Parallel Requests support #8567

akhilreddy0703 · 2024-07-18T12:03:34Z

akhilreddy0703
Jul 18, 2024

Hi @ggerganov and community,

I did one experiment for comparing the capability of handling parallel requests between `TGI and Llamacpp` to understand how many parallel users a single instance can serve.

I did a docker deployment of llamacpp server with below configuration for Llama3-8b(int4)

Note: This is done on Genoa machine

docker run -d --name llama3-8b \
                     --cpuset-cpus "0-47" \
                     -p 8082:8082 \
                     -v $volume:/models \
                     ghcr.io/ggerganov/llama.cpp:server \
                     -m $model_path \
                     -c 40960 \
                     --no-mmap \
                     --threads 48 \
                     --parallel 100

Test details

Input Query length: 32 input tokens 
n_predict: 256 output tokens

I've tested this server for ( 1, 3, 10, 30, 100 ) parallel requests, I got approximate ( 25, 17, 4, 1, 0.5 ) tokens/sec for respective parallel requests mentioned.I'm observing a drastic drop in the throughput values.

Additional Info:

With TGI deployment for Llama3-8b(bf16) model,

I've also tested TGI server for ( 1, 3, 10, 30, 100 ) parallel requests, I got approximate ( 10, 9, 7, 5, 3 ) tokens/sec for respective parallel requests
It's an obvious thing that a lower precision (int4) model ideally should get better throughput compared to a half precision(bf16) model.
But, What I observed TGI is serving better as we can see a gradual decrease in throughput as parallel requests increase,
the similar behaviour is not seen with llamacpp.

The Question is:

Why do I see a drastic fall in throughput on llamacpp server which is hosting a quantized model( int4 ) compared to TGI server hosting a bf16 model ? Is it the problem with how llamacpp handles parallelization ?
Anyone explored on the issue for parallelization with llamacpp, I would like to hear your thoughts and please suggest good practices to get the best out of this ?

References:

Thanks in advance,
Akhilreddy G.

ggerganov · 2024-07-18T13:51:37Z

ggerganov
Jul 18, 2024
Maintainer

Hard to say. Can you run the same test without using the Docker stuff?
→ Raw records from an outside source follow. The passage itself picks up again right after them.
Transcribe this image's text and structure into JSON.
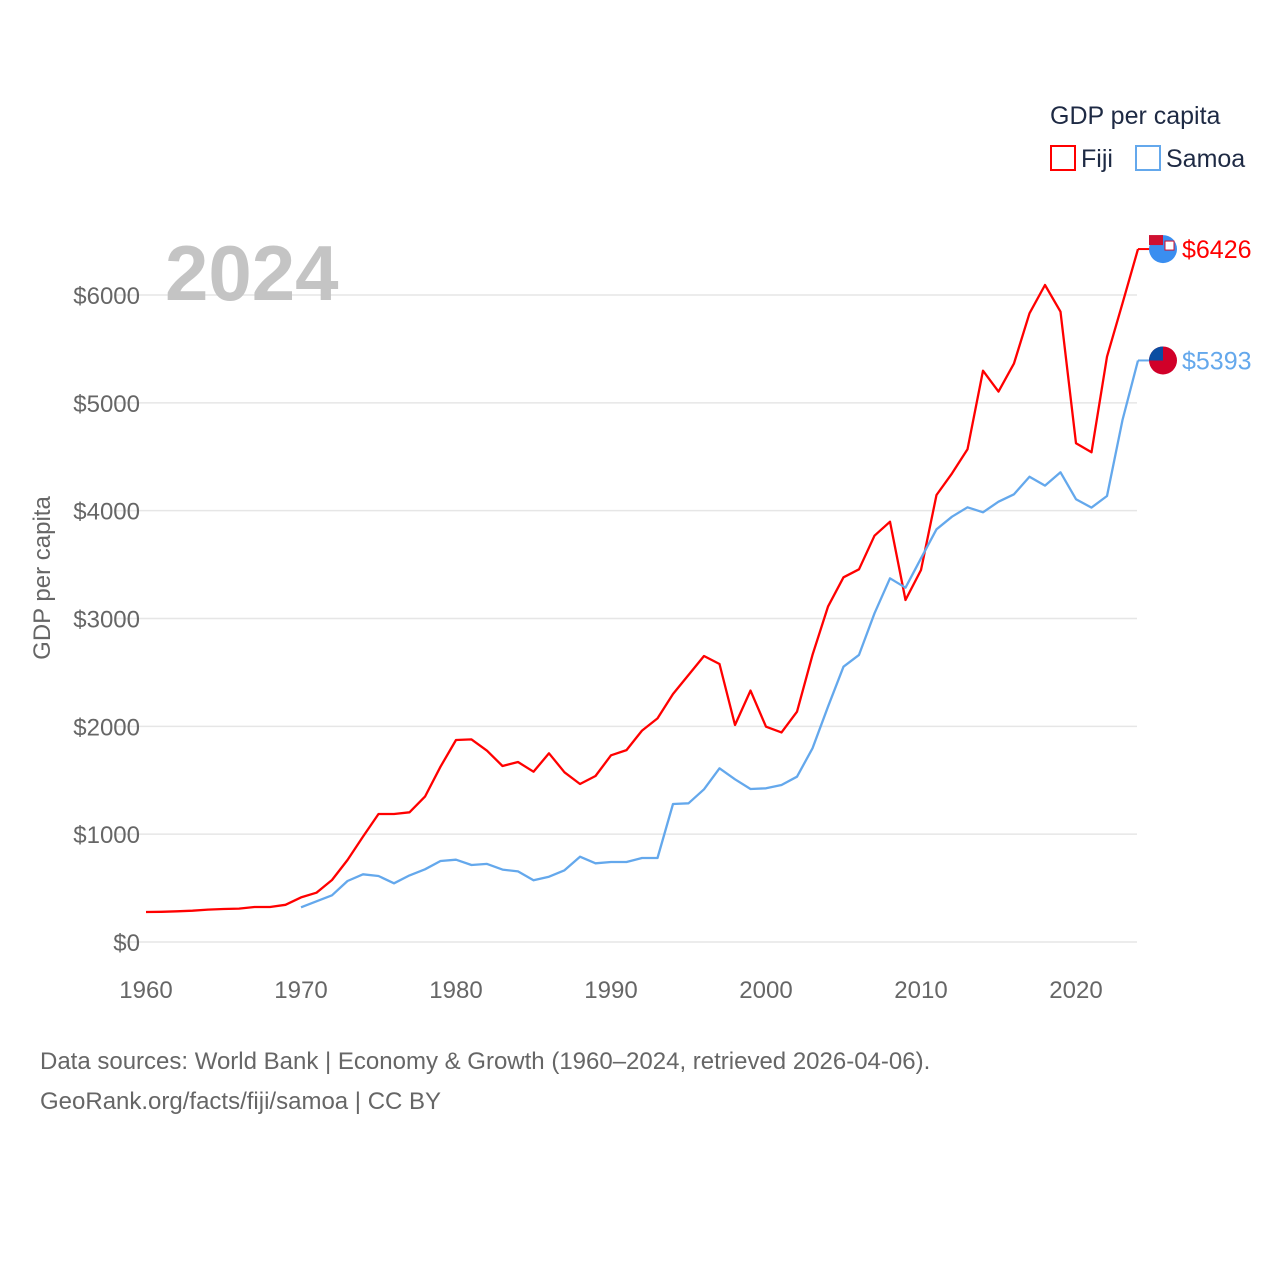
{
  "chart_data": {
    "type": "line",
    "title": "GDP per capita",
    "year_label": "2024",
    "xlabel": "",
    "ylabel": "GDP per capita",
    "xlim": [
      1960,
      2024
    ],
    "ylim": [
      0,
      6000
    ],
    "x_ticks": [
      1960,
      1970,
      1980,
      1990,
      2000,
      2010,
      2020
    ],
    "y_ticks": [
      0,
      1000,
      2000,
      3000,
      4000,
      5000,
      6000
    ],
    "y_tick_labels": [
      "$0",
      "$1000",
      "$2000",
      "$3000",
      "$4000",
      "$5000",
      "$6000"
    ],
    "grid": true,
    "legend_position": "top-right",
    "legend_title": "GDP per capita",
    "series": [
      {
        "name": "Fiji",
        "color": "#ff0000",
        "end_label": "$6426",
        "flag": "fiji-flag",
        "start_year": 1960,
        "values": [
          278,
          280,
          285,
          290,
          300,
          306,
          310,
          325,
          325,
          345,
          414,
          457,
          575,
          760,
          977,
          1187,
          1187,
          1203,
          1348,
          1626,
          1873,
          1879,
          1774,
          1632,
          1669,
          1579,
          1750,
          1574,
          1465,
          1539,
          1731,
          1780,
          1960,
          2074,
          2300,
          2476,
          2652,
          2578,
          2012,
          2331,
          1997,
          1944,
          2136,
          2662,
          3110,
          3382,
          3456,
          3768,
          3898,
          3172,
          3450,
          4145,
          4346,
          4569,
          5298,
          5104,
          5366,
          5830,
          6093,
          5845,
          4625,
          4541,
          5428,
          5923,
          6426
        ]
      },
      {
        "name": "Samoa",
        "color": "#64a8ec",
        "end_label": "$5393",
        "flag": "samoa-flag",
        "start_year": 1970,
        "values": [
          322,
          377,
          433,
          566,
          628,
          612,
          544,
          618,
          674,
          751,
          763,
          714,
          724,
          671,
          655,
          572,
          606,
          665,
          791,
          730,
          742,
          742,
          779,
          779,
          1280,
          1286,
          1416,
          1611,
          1509,
          1419,
          1425,
          1456,
          1533,
          1796,
          2182,
          2553,
          2662,
          3048,
          3373,
          3286,
          3558,
          3827,
          3944,
          4031,
          3985,
          4083,
          4152,
          4315,
          4232,
          4356,
          4106,
          4028,
          4136,
          4841,
          5393
        ]
      }
    ]
  },
  "footer": {
    "line1": "Data sources: World Bank | Economy & Growth (1960–2024, retrieved 2026-04-06).",
    "line2": "GeoRank.org/facts/fiji/samoa | CC BY"
  }
}
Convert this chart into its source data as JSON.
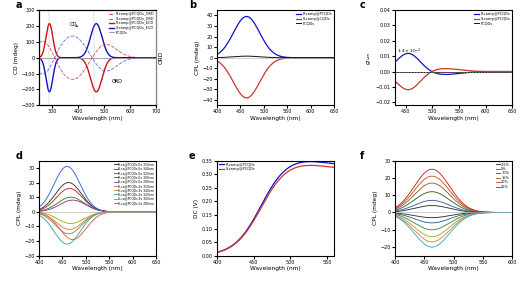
{
  "panel_labels": [
    "a",
    "b",
    "c",
    "d",
    "e",
    "f"
  ],
  "fig_bg": "#ffffff",
  "a_xlim": [
    250,
    700
  ],
  "a_ylim": [
    -300,
    300
  ],
  "a_xlabel": "Wavelength (nm)",
  "a_ylabel": "CD (mdeg)",
  "a_ylabel2": "ORD",
  "b_xlim": [
    400,
    650
  ],
  "b_ylim": [
    -45,
    45
  ],
  "b_xlabel": "Wavelength (nm)",
  "b_ylabel": "CPL (mdeg)",
  "c_xlim": [
    430,
    650
  ],
  "c_ylim": [
    -0.022,
    0.04
  ],
  "c_xlabel": "Wavelength (nm)",
  "c_ylabel": "g_lum",
  "d_xlim": [
    400,
    650
  ],
  "d_ylim": [
    -30,
    35
  ],
  "d_xlabel": "Wavelength (nm)",
  "d_ylabel": "CPL (mdeg)",
  "e_xlim": [
    400,
    560
  ],
  "e_ylim": [
    0,
    0.35
  ],
  "e_xlabel": "Wavelength (nm)",
  "e_ylabel": "DC (V)",
  "f_xlim": [
    400,
    600
  ],
  "f_ylim": [
    -25,
    30
  ],
  "f_xlabel": "Wavelength (nm)",
  "f_ylabel": "CPL (mdeg)",
  "r_color": "#0000cc",
  "s_color": "#cc3333",
  "gray_color": "#888888",
  "d_r_colors": [
    "#333333",
    "#cc2222",
    "#3366cc",
    "#228833",
    "#993399"
  ],
  "d_s_colors": [
    "#888866",
    "#cc8833",
    "#33aaaa",
    "#aaaa22",
    "#dd6633"
  ],
  "d_r_amps": [
    20,
    16,
    31,
    10,
    8
  ],
  "d_s_amps": [
    -15,
    -12,
    -22,
    -8,
    -19
  ],
  "d_ex_wl": [
    350,
    340,
    320,
    300,
    280
  ],
  "f_r_colors": [
    "#333333",
    "#336699",
    "#336633",
    "#886633",
    "#cc5522",
    "#cc2222"
  ],
  "f_s_colors": [
    "#333333",
    "#336699",
    "#448844",
    "#aaaa44",
    "#dd8844",
    "#33aacc"
  ],
  "f_r_amps": [
    4,
    7,
    12,
    17,
    21,
    25
  ],
  "f_s_amps": [
    -3,
    -6,
    -10,
    -14,
    -17,
    -20
  ],
  "f_conc": [
    2.5,
    5,
    10,
    15,
    20,
    25
  ]
}
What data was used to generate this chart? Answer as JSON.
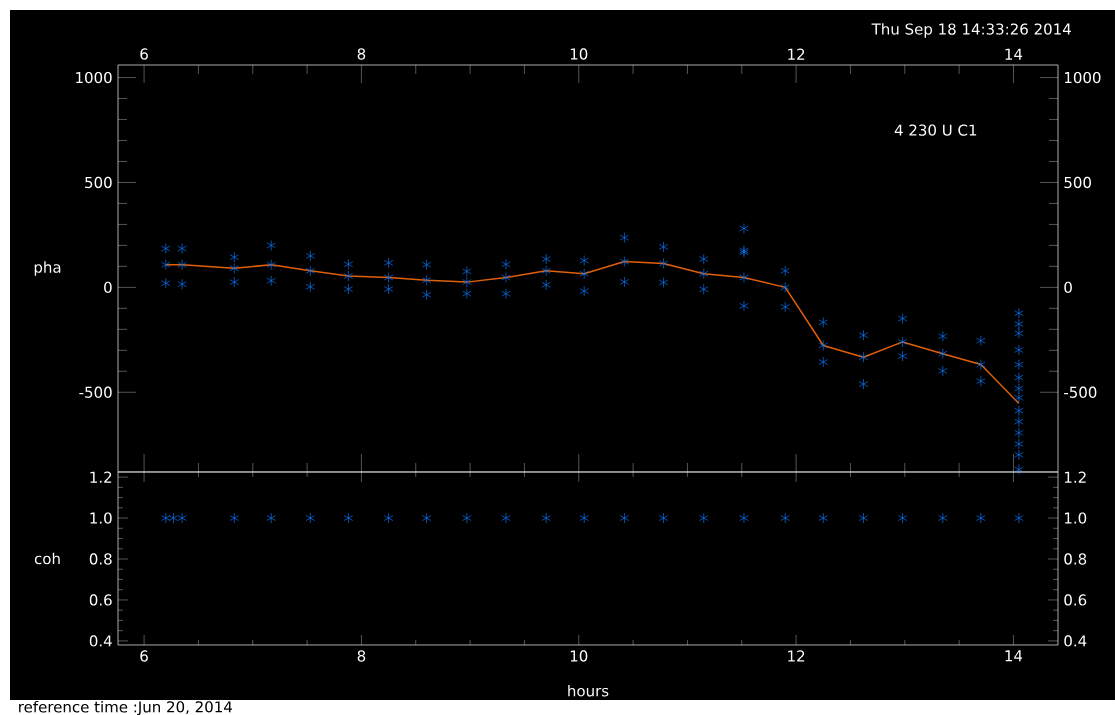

git clone https://github.com/ggerganov/llama.cpp
cd llama.cpp

# provide log from this command
LLAMA_DISABLE_LOGS=1 make -j

./llama-server \
    -p 8082 \
    -m $model_path \
    -c 40960 \
    --no-mmap \
    --threads 48 \
    --parallel 100

Also run the following benchmark and post results:

./llama-bench \
    -m $model_path \
    -p 1,2,4,8,10,16,32,64,100,128

6 replies

ggerganov Jul 30, 2024
Maintainer

Can you also show the same tests using F16 instead of Q4 model?

akhilreddy0703 Aug 1, 2024
Author

Here are the results with F16

with `llama-bench`:

with `Echoswift`:

ggerganov Aug 1, 2024
Maintainer

Can you repeat the Echoswift benchmark using F16 llama.cpp and these extra arguments:

-b 8192 -ub 128
-b 8192 -ub 1024
-b 8192 -ub 2048
-b 8192 -ub 4096
-b 8192 -ub 8192

akhilreddy0703 Aug 1, 2024
Author

yeah sure,
can you give an overview of how llama.cpp server handling the parallel requests, the slot concept ??

ggerganov Aug 1, 2024
Maintainer

The server processes tokens into batches of size '-b'. On each iteration, it will fit as much tokens as possible into the batch from all currently active slots. Each batch is additionally chunked by 'llama.cpp' into microbatches ('-ub') which depending on the backend can have different impact on the performance

sarthakd112 · 2024-08-06T09:48:56Z

sarthakd112
Aug 6, 2024

Hii @akhilreddy0703 @ggerganov,
Below are the results with the different params and I haven't observed much improvement with -b and -ub flags.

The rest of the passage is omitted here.